What does this look like for your neighborhood?

Let’s be honest. We don’t have all the answers; but, together, we can work to transform failing neighborhoods into opportunities. No one knows your community and its needs better than you. You know which properties are eyesores or, even worse, which often bring crime or plummeting property values to your neighborhood.

Much transformation is already in progress in our distressed neighborhoods. We come alongside that work, joining up with community members, neighbors and organizations already working to create change. We work with the City of Omaha, private developers, nonprofit developers, the Omaha Housing Authority, banks, community alliances and organizations and residents to acquire, develop and inspire change in our city’s hardest hit areas.

Engage the Omaha Land Bank before construction begins on a property or area in your neighborhood to figure out the best way to improve a run down, abandoned or unsafe property in your community.

What kinds of properties does the Omaha Land Bank buy?

Acquiring properties is one of our most important activities. We carry out this core function strategically and with maximum impact guidance from our data-driven acquisition plan. We look for properties that we can purchase and sell to developers who want to work with communities to revitalize distressed areas.

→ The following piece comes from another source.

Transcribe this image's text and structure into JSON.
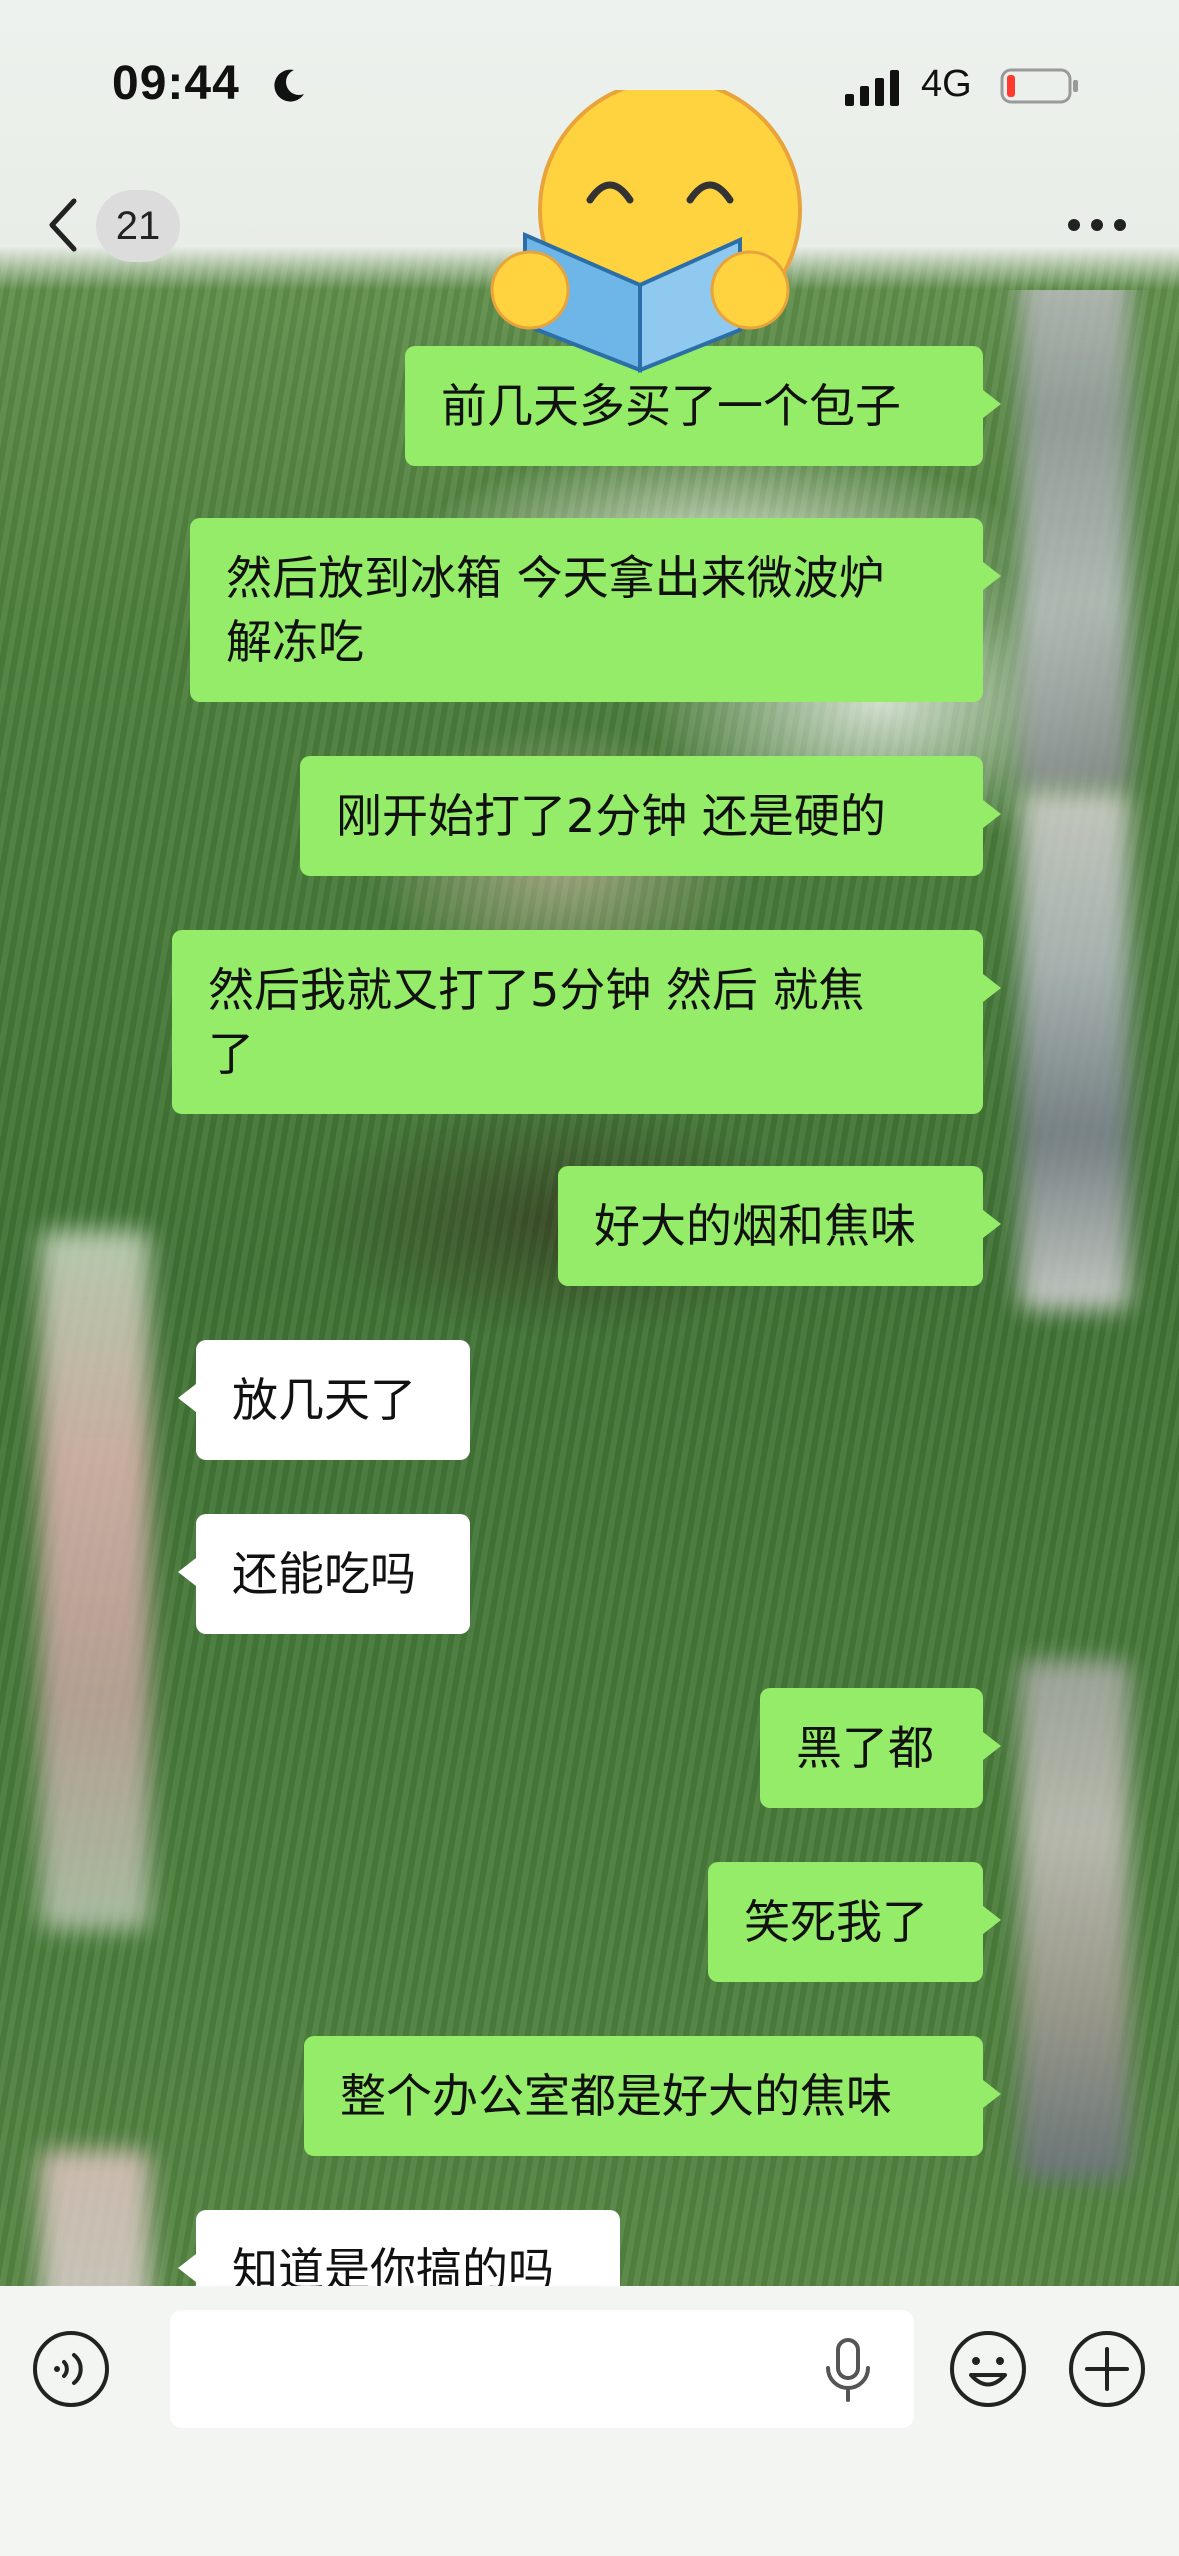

  • Properties hurting communities now that, if acquired, could prevent the spread of abandonment.
  • Properties that could hurt communities in the future by damaging nearby, healthy properties.
  • Abandoned or delinquent properties with an immediate end user.

You can help inspire change in your neighborhood by talking with your neighbors. The US Housing and Urban Development’s (HUD) Neighborhood Stabilization Program (NSP) land banking toolkit is an excellent resource to help inspire ideas for problem properties on your block.